Compte tenu de ces éléments, une des façons les plus simples d’obtenir des informations sur le ressenti émotionnel d’un individu est l’utilisation d’une auto-mesure de son expérience subjective. Dans ce cas, il est demandé à l’individu d’exprimer son ressenti émotionnel à un moment donné. Le principe de base de ce type d’évaluation repose sur l’idée que le participant est le mieux placé pour ressentir, évaluer et rendre compte de ses propres émotions. Parmi les divers outils de mesure existant, il est possible d’employer des questionnaires à item unique, dans lesquels il est demandé à l’individu d’estimer son ressenti émotionnel à partir d’une émotion spécifique (vous sentez-vous en colère ?) ou d’une dimension affective globale (quel est votre degré de plaisir à cet instant ?). Les échelles de réponses peuvent être soit unipolaires (de pas du tout en colère à très en colère), soit

bipolaires (de malheureux à heureux). Classiquement, les participants répondent grâce à une échelle de type Likert en 5 ou 7 points. Les avantages principaux de ce type de mesures à item unique sont qu’elles sont rapides à administrer et surtout facilement compréhensibles par tous les participants (Gross & Levenson, 1995 ; Larsen & Fredrickson, 1999). Leur désavantage est essentiellement leur manque de finesse qui ne favorise pas de contrastes à l’issue des résultats. De plus, la brièveté des réponses à fournir peut induire une trop grande rapidité et une impulsivité des réponses. Une autre possibilité est alors d’utiliser une mesure avec de multiples items, par exemple sous forme d’échelles composées de listes d’adjectifs décrivant des états émotionnels. Dans certains cas, il est demandé au participant de cocher les adjectifs qui correspondent le mieux à ce qu’il ressent ; dans d’autres, il est demandé d’indiquer le degré de ressenti de l’émotion à évaluer.

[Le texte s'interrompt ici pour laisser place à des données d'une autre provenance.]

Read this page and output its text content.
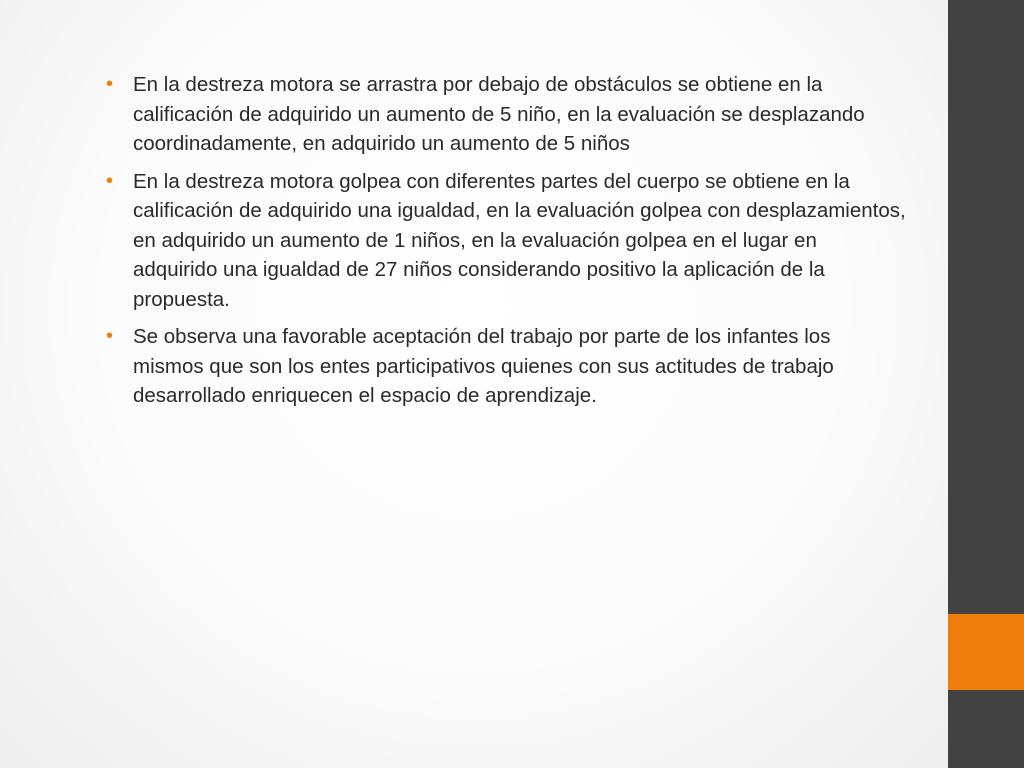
• En la destreza motora se arrastra por debajo de obstáculos se obtiene en la calificación de adquirido un aumento de 5 niño, en la evaluación se desplazando coordinadamente, en adquirido un aumento de 5 niños
• En la destreza motora golpea con diferentes partes del cuerpo se obtiene en la calificación de adquirido una igualdad, en la evaluación golpea con desplazamientos, en adquirido un aumento de 1 niños, en la evaluación golpea en el lugar en adquirido una igualdad de 27 niños considerando positivo la aplicación de la propuesta.
• Se observa una favorable aceptación del trabajo por parte de los infantes los mismos que son los entes participativos quienes con sus actitudes de trabajo desarrollado enriquecen el espacio de aprendizaje.
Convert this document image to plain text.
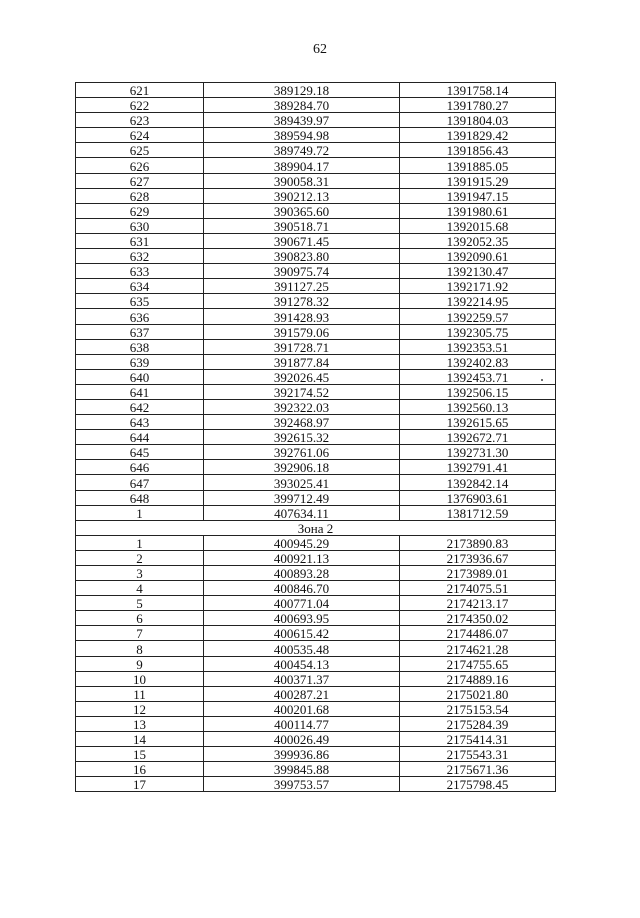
62
621	389129.18	1391758.14
622	389284.70	1391780.27
623	389439.97	1391804.03
624	389594.98	1391829.42
625	389749.72	1391856.43
626	389904.17	1391885.05
627	390058.31	1391915.29
628	390212.13	1391947.15
629	390365.60	1391980.61
630	390518.71	1392015.68
631	390671.45	1392052.35
632	390823.80	1392090.61
633	390975.74	1392130.47
634	391127.25	1392171.92
635	391278.32	1392214.95
636	391428.93	1392259.57
637	391579.06	1392305.75
638	391728.71	1392353.51
639	391877.84	1392402.83
640	392026.45	1392453.71
641	392174.52	1392506.15
642	392322.03	1392560.13
643	392468.97	1392615.65
644	392615.32	1392672.71
645	392761.06	1392731.30
646	392906.18	1392791.41
647	393025.41	1392842.14
648	399712.49	1376903.61
1	407634.11	1381712.59
Зона 2		
1	400945.29	2173890.83
2	400921.13	2173936.67
3	400893.28	2173989.01
4	400846.70	2174075.51
5	400771.04	2174213.17
6	400693.95	2174350.02
7	400615.42	2174486.07
8	400535.48	2174621.28
9	400454.13	2174755.65
10	400371.37	2174889.16
11	400287.21	2175021.80
12	400201.68	2175153.54
13	400114.77	2175284.39
14	400026.49	2175414.31
15	399936.86	2175543.31
16	399845.88	2175671.36
17	399753.57	2175798.45
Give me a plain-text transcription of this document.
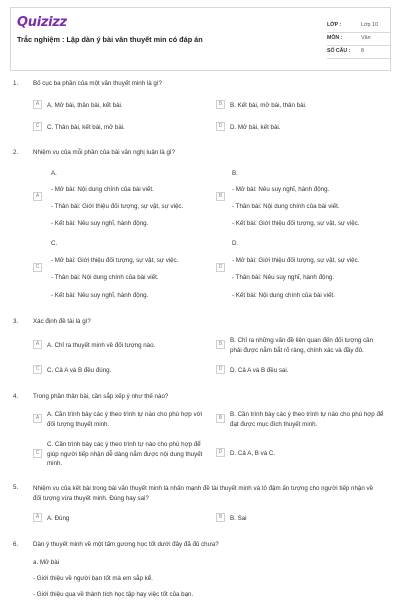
Quizizz
Trắc nghiệm : Lập dàn ý bài văn thuyết min có đáp án
LỚP :	Lớp 10
MÔN :	Văn
SỐ CÂU :	8
1. Bố cục ba phần của một văn thuyết minh là gì?
A	A. Mở bài, thân bài, kết bài.	B	B. Kết bài, mở bài, thân bài.
C	C. Thân bài, kết bài, mở bài.	D	D. Mở bài, kết bài.
2. Nhiệm vụ của mỗi phần của bài văn nghị luận là gì?
A
A.
- Mở bài: Nội dung chính của bài viết.
- Thân bài: Giới thiệu đối tượng, sự vật, sự việc.
- Kết bài: Nêu suy nghĩ, hành động.
B
B.
- Mở bài: Nêu suy nghĩ, hành động.
- Thân bài: Nội dung chính của bài viết.
- Kết bài: Giới thiệu đối tượng, sự vật, sự việc.
C
C.
- Mở bài: Giới thiệu đối tượng, sự vật, sự việc.
- Thân bài: Nội dung chính của bài viết.
- Kết bài: Nêu suy nghĩ, hành động.
D
D.
- Mở bài: Giới thiệu đối tượng, sự vật, sự việc.
- Thân bài: Nêu suy nghĩ, hành động.
- Kết bài: Nội dung chính của bài viết.
3. Xác định đề tài là gì?
A	A. Chỉ ra thuyết minh về đối tượng nào.	B
B. Chỉ ra những vấn đề liên quan đến đối tượng cần phải được nắm bắt rõ ràng, chính xác và đầy đủ.
C	C. Cả A và B đều đúng.	D	D. Cả A và B đều sai.
4. Trong phần thân bài, cần sắp xếp ý như thế nào?
A
A. Cần trình bày các ý theo trình tự nào cho phù hợp với đối tượng thuyết minh.
B
B. Cần trình bày các ý theo trình tự nào cho phù hợp để đạt được mục đích thuyết minh.
C
C. Cần trình bày các ý theo trình tự nào cho phù hợp để giúp người tiếp nhận dễ dàng nắm được nội dung thuyết minh.
D	D. Cả A, B và C.
5. Nhiệm vụ của kết bài trong bài văn thuyết minh là nhấn mạnh đề tài thuyết minh và tô đậm ấn tượng cho người tiếp nhận về đối tượng vừa thuyết minh. Đúng hay sai?
A	A. Đúng	B	B. Sai
6. Dàn ý thuyết minh về một tấm gương học tốt dưới đây đã đủ chưa?
a. Mở bài
- Giới thiệu về người bạn tốt mà em sắp kể.
- Giới thiệu qua về thành tích học tập hay việc tốt của bạn.
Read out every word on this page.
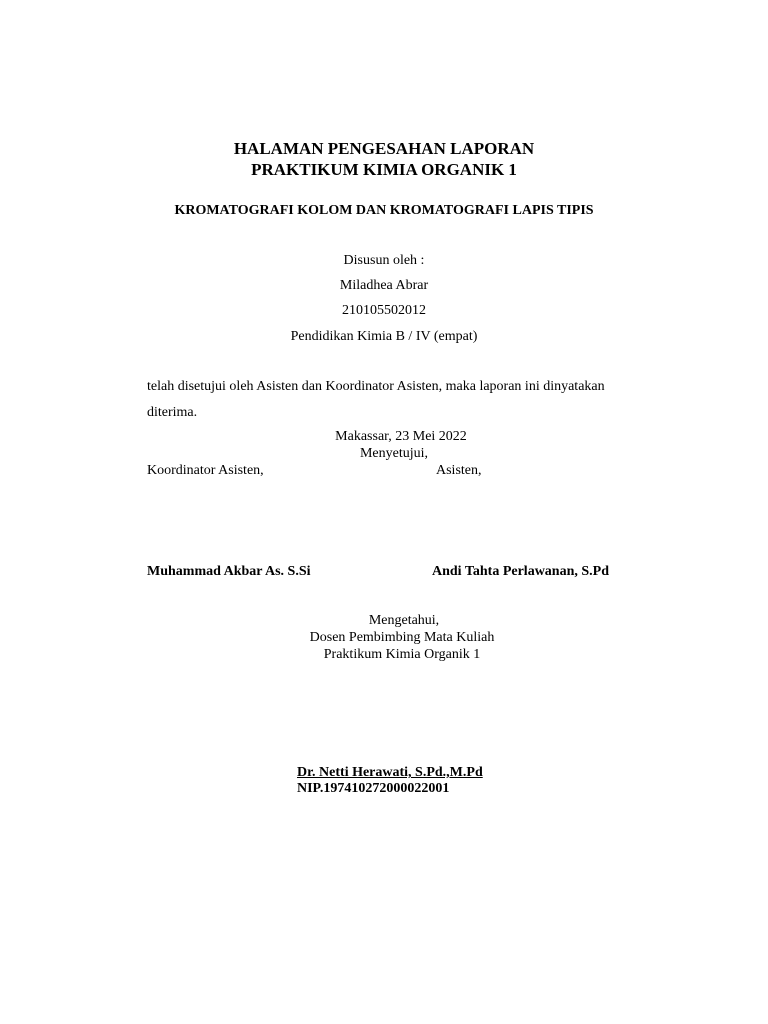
HALAMAN PENGESAHAN LAPORAN
PRAKTIKUM KIMIA ORGANIK 1
KROMATOGRAFI KOLOM DAN KROMATOGRAFI LAPIS TIPIS
Disusun oleh :
Miladhea Abrar
210105502012
Pendidikan Kimia B / IV (empat)
telah disetujui oleh Asisten dan Koordinator Asisten, maka laporan ini dinyatakan
diterima.
Makassar, 23 Mei 2022
Menyetujui,
Koordinator Asisten,	Asisten,
Muhammad Akbar As. S.Si	Andi Tahta Perlawanan, S.Pd
Mengetahui,
Dosen Pembimbing Mata Kuliah
Praktikum Kimia Organik 1
Dr. Netti Herawati, S.Pd.,M.Pd
NIP.197410272000022001
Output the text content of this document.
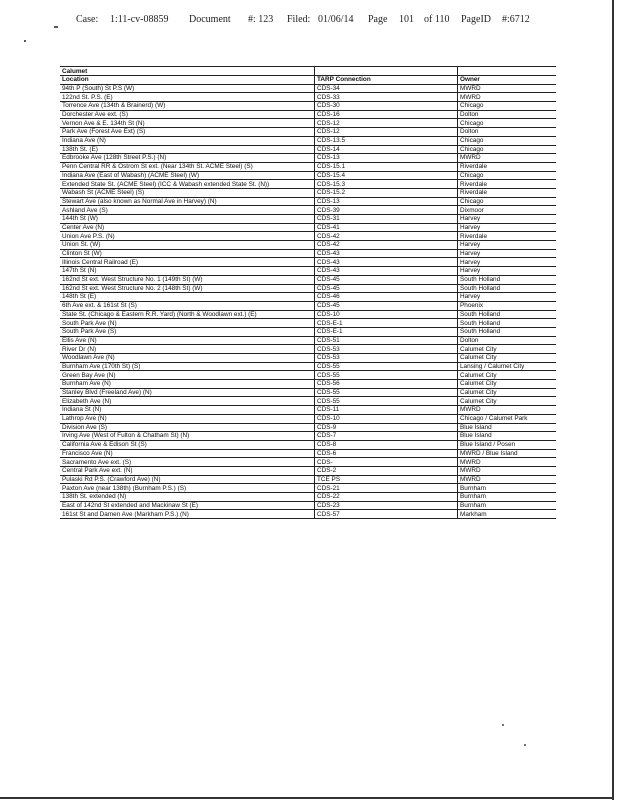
Case: 1:11-cv-08859 Document #: 123 Filed: 01/06/14 Page 101 of 110 PageID #:6712
Calumet		
Location	TARP Connection	Owner
94th P (South) St P.S (W)	CDS-34	MWRD
122nd St. P.S. (E)	CDS-33	MWRD
Torrence Ave (134th & Brainerd) (W)	CDS-30	Chicago
Dorchester Ave ext. (S)	CDS-16	Dolton
Vernon Ave & E. 134th St (N)	CDS-12	Chicago
Park Ave (Forest Ave Ext) (S)	CDS-12	Dolton
Indiana Ave (N)	CDS-13.5	Chicago
138th St. (E)	CDS-14	Chicago
Edbrooke Ave (128th Street P.S.) (N)	CDS-13	MWRD
Penn Central RR & Ostrom St ext. (Near 134th St. ACME Steel) (S)	CDS-15.1	Riverdale
Indiana Ave (East of Wabash) (ACME Steel) (W)	CDS-15.4	Chicago
Extended State St. (ACME Steel) (ICC & Wabash extended State St. (N))	CDS-15.3	Riverdale
Wabash St (ACME Steel) (S)	CDS-15.2	Riverdale
Stewart Ave (also known as Normal Ave in Harvey) (N)	CDS-13	Chicago
Ashland Ave (S)	CDS-39	Dixmoor
144th St (W)	CDS-31	Harvey
Center Ave (N)	CDS-41	Harvey
Union Ave P.S. (N)	CDS-42	Riverdale
Union St. (W)	CDS-42	Harvey
Clinton St (W)	CDS-43	Harvey
Illinois Central Railroad (E)	CDS-43	Harvey
147th St (N)	CDS-43	Harvey
162nd St ext. West Structure No. 1 (149th St) (W)	CDS-45	South Holland
162nd St ext. West Structure No. 2 (148th St) (W)	CDS-45	South Holland
148th St (E)	CDS-46	Harvey
6th Ave ext. & 161st St (S)	CDS-45	Phoenix
State St. (Chicago & Eastern R.R. Yard) (North & Woodlawn ext.) (E)	CDS-10	South Holland
South Park Ave (N)	CDS-E-1	South Holland
South Park Ave (S)	CDS-E-1	South Holland
Ellis Ave (N)	CDS-51	Dolton
River Dr (N)	CDS-53	Calumet City
Woodlawn Ave (N)	CDS-53	Calumet City
Burnham Ave (170th St) (S)	CDS-55	Lansing / Calumet City
Green Bay Ave (N)	CDS-55	Calumet City
Burnham Ave (N)	CDS-56	Calumet City
Stanley Blvd (Freeland Ave) (N)	CDS-55	Calumet City
Elizabeth Ave (N)	CDS-55	Calumet City
Indiana St (N)	CDS-11	MWRD
Lathrop Ave (N)	CDS-10	Chicago / Calumet Park
Division Ave (S)	CDS-9	Blue Island
Irving Ave (West of Fulton & Chatham St) (N)	CDS-7	Blue Island
California Ave & Edison St (S)	CDS-8	Blue Island / Posen
Francisco Ave (N)	CDS-6	MWRD / Blue Island
Sacramento Ave ext. (S)	CDS-	MWRD
Central Park Ave ext. (N)	CDS-2	MWRD
Pulaski Rd P.S. (Crawford Ave) (N)	TCE PS	MWRD
Paxton Ave (near 138th) (Burnham P.S.) (S)	CDS-21	Burnham
138th St. extended (N)	CDS-22	Burnham
East of 142nd St extended and Mackinaw St (E)	CDS-23	Burnham
161st St and Damen Ave (Markham P.S.) (N)	CDS-57	Markham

Lorsqu’un outil a été choisi, peut se poser la question de l’intérêt de la mesure en temps réel. En effet, le ressenti émotionnel est susceptible de varier grandement en un laps de temps relativement court. Afin de prendre en compte cette évolution du ressenti émotionnel de l’individu, celui-ci doit être évalué à plusieurs reprises au cours du processus expérimental. Stone (1995) précise toutefois que, en raison des mesures répétées, les participants peuvent se lasser de répondre et fournir des réponses stéréotypées.

Globalement, l’évaluation du ressenti émotionnel par le participant représente une méthode facile à mettre en place. Elle repose sur le postulat selon lequel les participants sont capables de répondre à ce type d’évaluation. Pour en être certain, il peut être utile d’utiliser en complément une mesure non verbale du ressenti émotionnel, éventuellement plus simple à comprendre pour certains. L’évaluation non verbale peut permettre l’expression d’un ressenti non verbalisable autrement, et est donc complémentaire de la mesure verbale du ressenti émotionnel (Brenner, 2000 ; Larsen & Fredrickson, 1999).